Location: Camp 1
Local Time: 5pm, Mon 24th April
Weather: Fine at first then snowing, now 0C
Hi everyone, Fiona here.
I’m very pleased to report that we’ve finally left base camp and are now coming to you from Camp 1.
The trip through the Icefall
We left base camp at around 6am this morning after an early breakfast – not that we could eat much of it. Needless to say, all of us were fairly nervous heading off and led by our Sherpas, we all stopped at the Puja Altar and asked for a safe journey by throwing rice and burning juniper.
We took it pretty slowly to try to avoid aggravating Paul’s throat and lungs any more than necessary. The day started out fine with the sun hitting us at around 9am – perfect climbing weather. A bit later the snow came in – quite heavy so we hope it’s not going to continue for too long.

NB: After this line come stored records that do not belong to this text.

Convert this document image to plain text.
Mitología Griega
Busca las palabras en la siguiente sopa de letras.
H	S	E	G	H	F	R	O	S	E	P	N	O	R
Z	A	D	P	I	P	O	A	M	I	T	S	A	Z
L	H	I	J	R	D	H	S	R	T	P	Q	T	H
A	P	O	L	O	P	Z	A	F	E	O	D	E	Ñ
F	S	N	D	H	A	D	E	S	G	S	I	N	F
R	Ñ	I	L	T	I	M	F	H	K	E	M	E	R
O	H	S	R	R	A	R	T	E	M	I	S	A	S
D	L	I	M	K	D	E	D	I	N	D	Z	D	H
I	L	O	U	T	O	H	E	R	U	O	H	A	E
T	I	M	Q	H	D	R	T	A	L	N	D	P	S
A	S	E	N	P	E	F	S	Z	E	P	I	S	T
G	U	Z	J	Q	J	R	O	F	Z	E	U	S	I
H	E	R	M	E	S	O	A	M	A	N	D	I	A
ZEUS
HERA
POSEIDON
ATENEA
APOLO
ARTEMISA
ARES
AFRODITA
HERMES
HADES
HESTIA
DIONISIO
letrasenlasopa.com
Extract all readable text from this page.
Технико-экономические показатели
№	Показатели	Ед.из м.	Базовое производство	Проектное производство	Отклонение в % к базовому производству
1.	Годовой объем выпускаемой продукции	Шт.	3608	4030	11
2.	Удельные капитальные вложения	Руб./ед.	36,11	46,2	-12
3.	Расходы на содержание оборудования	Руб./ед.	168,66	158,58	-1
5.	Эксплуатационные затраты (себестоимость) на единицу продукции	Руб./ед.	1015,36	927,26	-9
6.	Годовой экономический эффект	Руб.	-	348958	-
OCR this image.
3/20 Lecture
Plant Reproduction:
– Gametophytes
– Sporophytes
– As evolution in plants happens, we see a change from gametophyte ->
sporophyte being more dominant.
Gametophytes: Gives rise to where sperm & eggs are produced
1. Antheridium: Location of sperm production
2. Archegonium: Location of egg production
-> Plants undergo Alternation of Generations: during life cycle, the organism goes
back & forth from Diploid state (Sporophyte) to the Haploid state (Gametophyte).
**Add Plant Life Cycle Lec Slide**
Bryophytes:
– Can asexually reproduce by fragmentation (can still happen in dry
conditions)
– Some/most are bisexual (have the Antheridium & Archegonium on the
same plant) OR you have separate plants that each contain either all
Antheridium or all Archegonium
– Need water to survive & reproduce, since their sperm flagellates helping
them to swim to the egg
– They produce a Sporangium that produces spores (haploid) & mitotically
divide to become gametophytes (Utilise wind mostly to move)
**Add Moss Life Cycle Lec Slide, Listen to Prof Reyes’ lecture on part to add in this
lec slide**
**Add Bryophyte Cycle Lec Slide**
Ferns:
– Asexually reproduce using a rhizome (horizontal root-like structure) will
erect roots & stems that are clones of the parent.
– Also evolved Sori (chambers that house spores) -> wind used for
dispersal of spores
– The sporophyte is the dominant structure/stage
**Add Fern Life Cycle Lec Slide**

The icefall was as beautiful as ever. Past the parts we’d been to previously, we also went through a section known as the “Popcorn” region – where the ice formations resemble big rounded shapes with jagged bits coming off them. One structure looked more like a giant golf ball to me – complete with dimples that the sun had melted. Then there is a relatively large flattish section known as the football field. Apparently this is not nearly as big as it has been at other times but still open enough to have a safe break. Following this, we climbed through the section some have been calling the “Cocktail” area – due to the fact that the ice formations look like they’d make a good daiquiri. This is the section where the towers recently fell and crushed three Sherpas. We passed through this section as quick as we could.
Finally we reached the top of the ice fall – but still had about an hour and a half to go before reaching camp. This section meandered around and over several deep crevasses and by the time we eventually reached camp, we were thoroughly exhausted.
As I’m writing this, we’re now sitting safe and snug in our tent at C1. Our camp here currently has 6 three person sleeping tents and a dome tent for cooking and eating. Our team members who have been here previously have done a fantastic job of digging out the dome tent so that there is a snow bench around the perimeter with room to put your feet. At the moment, there are quite a few of us here (Walter, Karl & Marcus came up yesterday, while Brenda, Jack, Dennis, Jim, Tashi, Phinjo and the 4 of us all climbed up today), so we need to take shifts to use the cooking tent.
Until not long ago, we couldn’t see anything because of low cloud and continuing snow. It has just now stopped snowing and we can just see the great peaks of Lhotse and Nupse (still no views of Everest from here though).
Here is where we start having to cook for ourselves without the luxuries of base camp. We have some freeze dried meals for tonight so will see how they go.
Plans for tomorrow
Since arriving here, Paul’s throat has become very sore again so we’ll probably stay here at least another night for that to settle down. Ideally, we’d like to spend 2 nights here and then move up to camp 2 for 2 nights before heading back to base camp – but everything depends on our health and the weather. We’ll see.
Thanks so much for all you messages of sympathy for the 3 Sherpas lost recently. It’s very heartening to hear how this has affected people so far away. Fingers crossed for no more incidents this season.
Doug and Jen – we’ve passed on your message to Jim. He’s doing well and at the moment, he’s playing king of melting snow for everyone here.
QE Students – We lost track of how many ladders there were in total, but I would guess about 15. The longest span is two ladders. There might be some big ones between here and C2.
Tam – Dennis, Brenda and Jack have just finished making a seat in the snow – looks good, can sit about 5 people. He made sure it’s the regulation 18 inches off the floor and the steps leading up to it are no more than 7 1/4 inches high. (For everyone who doesn’t know Dennis, he is a builder.)
Well, that’s all for now. Hope everyone out there is well.